We have used a modified VGG16 network retrained with a transfer learning technique to classify low and high spiculation nodules from images from the LIDC-IDRI database. Then, we applied the RSI-Grad-CAM attribution method to locate the elements of the images that contribute to the spiculation, i.e., spicules located at the boundary of the nodules. Furthermore, we were interested in determining what part of the network detects the spiculation feature. Common attribution methods are applied to a pre-selected layer of the network, so we need to determine which layer provides the strongest response to the presence of the feature that we are aiming to detect. Also, it is important to highlight that some features may be hard to locate directly in the model input, so methods based on heatmaps highlighting areas of the input may be less useful than the ones able to identify what internal parts of the model perform the detection of a given feature.
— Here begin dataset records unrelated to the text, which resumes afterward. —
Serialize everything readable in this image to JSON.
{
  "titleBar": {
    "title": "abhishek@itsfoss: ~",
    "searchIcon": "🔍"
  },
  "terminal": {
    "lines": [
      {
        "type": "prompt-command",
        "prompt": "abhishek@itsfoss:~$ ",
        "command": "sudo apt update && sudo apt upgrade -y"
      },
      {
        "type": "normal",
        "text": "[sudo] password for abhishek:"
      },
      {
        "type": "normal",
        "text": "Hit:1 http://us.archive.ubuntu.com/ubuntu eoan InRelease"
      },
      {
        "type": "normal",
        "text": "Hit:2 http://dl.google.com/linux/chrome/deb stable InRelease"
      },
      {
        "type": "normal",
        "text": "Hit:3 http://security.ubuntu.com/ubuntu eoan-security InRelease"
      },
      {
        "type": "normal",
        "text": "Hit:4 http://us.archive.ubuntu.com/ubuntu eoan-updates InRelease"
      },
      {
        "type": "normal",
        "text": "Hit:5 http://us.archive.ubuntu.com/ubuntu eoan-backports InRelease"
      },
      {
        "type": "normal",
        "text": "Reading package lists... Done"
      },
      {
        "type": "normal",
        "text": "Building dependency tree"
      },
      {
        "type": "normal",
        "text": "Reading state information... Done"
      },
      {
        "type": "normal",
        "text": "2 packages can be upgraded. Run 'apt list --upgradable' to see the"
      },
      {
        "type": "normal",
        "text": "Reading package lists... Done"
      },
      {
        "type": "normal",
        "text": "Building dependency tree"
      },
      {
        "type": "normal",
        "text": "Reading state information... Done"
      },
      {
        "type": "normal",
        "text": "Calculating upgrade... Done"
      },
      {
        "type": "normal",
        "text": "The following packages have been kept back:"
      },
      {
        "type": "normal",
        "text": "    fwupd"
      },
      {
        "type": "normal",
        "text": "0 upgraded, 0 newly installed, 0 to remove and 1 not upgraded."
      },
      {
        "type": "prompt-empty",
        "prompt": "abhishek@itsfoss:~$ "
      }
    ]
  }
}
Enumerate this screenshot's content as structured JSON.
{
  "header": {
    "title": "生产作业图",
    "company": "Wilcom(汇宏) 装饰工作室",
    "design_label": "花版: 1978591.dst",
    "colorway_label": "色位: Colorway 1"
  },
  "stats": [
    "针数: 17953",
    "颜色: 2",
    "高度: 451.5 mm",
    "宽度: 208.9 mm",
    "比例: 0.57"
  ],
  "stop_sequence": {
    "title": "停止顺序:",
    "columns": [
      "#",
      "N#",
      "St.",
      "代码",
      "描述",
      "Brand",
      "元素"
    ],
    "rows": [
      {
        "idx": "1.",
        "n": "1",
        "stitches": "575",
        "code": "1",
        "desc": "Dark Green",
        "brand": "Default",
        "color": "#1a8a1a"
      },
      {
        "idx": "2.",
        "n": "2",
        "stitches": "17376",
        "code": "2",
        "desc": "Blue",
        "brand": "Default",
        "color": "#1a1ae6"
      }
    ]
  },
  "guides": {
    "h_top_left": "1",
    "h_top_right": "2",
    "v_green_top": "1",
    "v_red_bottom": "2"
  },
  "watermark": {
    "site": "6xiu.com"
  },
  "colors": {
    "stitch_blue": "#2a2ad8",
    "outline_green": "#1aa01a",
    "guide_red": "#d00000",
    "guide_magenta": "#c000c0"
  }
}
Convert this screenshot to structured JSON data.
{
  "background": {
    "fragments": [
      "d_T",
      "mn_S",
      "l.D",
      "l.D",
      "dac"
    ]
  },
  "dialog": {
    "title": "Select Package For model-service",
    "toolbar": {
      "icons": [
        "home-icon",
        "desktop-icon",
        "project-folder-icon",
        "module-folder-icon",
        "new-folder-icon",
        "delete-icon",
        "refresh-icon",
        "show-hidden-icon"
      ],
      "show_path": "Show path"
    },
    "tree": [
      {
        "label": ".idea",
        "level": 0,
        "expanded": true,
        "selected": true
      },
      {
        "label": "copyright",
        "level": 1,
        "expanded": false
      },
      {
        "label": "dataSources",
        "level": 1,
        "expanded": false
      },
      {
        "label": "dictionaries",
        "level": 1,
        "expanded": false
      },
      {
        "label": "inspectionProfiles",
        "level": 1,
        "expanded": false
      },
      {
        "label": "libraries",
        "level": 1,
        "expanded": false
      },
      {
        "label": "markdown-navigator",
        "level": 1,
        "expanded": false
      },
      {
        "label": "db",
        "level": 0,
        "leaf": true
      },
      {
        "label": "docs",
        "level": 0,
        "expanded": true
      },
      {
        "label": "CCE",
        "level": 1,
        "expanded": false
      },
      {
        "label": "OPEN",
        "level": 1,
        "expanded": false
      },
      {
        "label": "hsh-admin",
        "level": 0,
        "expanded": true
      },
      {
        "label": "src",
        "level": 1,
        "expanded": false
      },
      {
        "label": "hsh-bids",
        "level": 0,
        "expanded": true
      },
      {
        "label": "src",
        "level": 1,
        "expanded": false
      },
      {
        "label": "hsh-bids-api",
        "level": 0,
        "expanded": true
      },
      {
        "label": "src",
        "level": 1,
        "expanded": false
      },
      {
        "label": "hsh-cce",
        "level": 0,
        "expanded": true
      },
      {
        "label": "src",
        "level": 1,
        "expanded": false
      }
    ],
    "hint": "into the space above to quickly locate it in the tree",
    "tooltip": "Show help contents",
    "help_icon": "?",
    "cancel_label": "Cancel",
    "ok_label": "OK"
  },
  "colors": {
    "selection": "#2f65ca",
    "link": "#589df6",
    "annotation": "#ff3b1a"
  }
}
The metrics used to compare the distributions of average values of heatmaps on contours corresponding to low and high spiculation nodules were Energy distance, Wasserstein distance, and the 1-sided Mann-Whitney U rank test. All three test favor the hypothesis that the spiculation feature is detected at the last layer of the fourth convolutional block of the network (layer index 3, an intermediate hidden layer rather than the last one). In practice this means that, for our network, an explanation for the detection of spiculation can be provided by the heatmap produced at the last layer of the fourth convolutional block, since that heatmap tends to highlight the spicules occurring at the contour of the nodule.
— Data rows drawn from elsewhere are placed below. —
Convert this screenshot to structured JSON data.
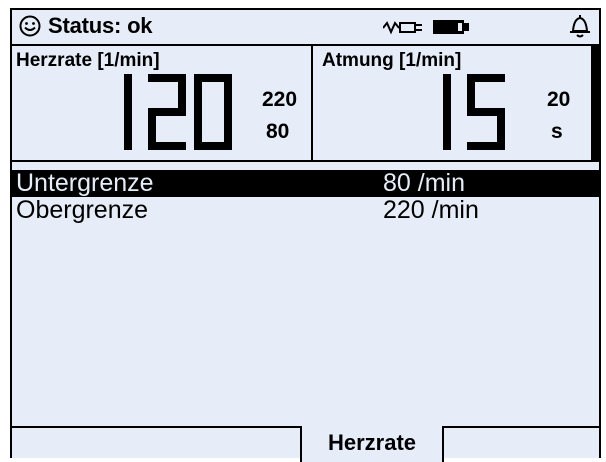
{
  "status": {
    "text": "Status: ok",
    "mood_icon": "smiley-icon",
    "power_icon": "plug-icon",
    "battery_icon": "battery-icon",
    "alarm_icon": "bell-icon"
  },
  "vitals": [
    {
      "label": "Herzrate [1/min]",
      "value": "120",
      "upper_limit": "220",
      "lower_limit": "80"
    },
    {
      "label": "Atmung [1/min]",
      "value": "15",
      "upper_limit": "20",
      "lower_limit": "s"
    }
  ],
  "menu": {
    "items": [
      {
        "label": "Untergrenze",
        "value": "80 /min",
        "selected": true
      },
      {
        "label": "Obergrenze",
        "value": "220 /min",
        "selected": false
      }
    ]
  },
  "tabs": {
    "active_label": "Herzrate"
  },
  "colors": {
    "background": "#e6ecf8",
    "foreground": "#000000"
  }
}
The work performed here has been restricted to one network architecture (VGG16) performing binary classification, one image domain (images of lung nodules from the LICD-IDRI dataset), and one semantic feature (spiculation). Further work can be made to adapt the methods used here to other network architectures (e.g. ResNet, Siamese networks, etc.), multiclass classification (e.g. by adding the middle spiculation levels), data domains (e.g. natural language), and features (e.g. sample similarity).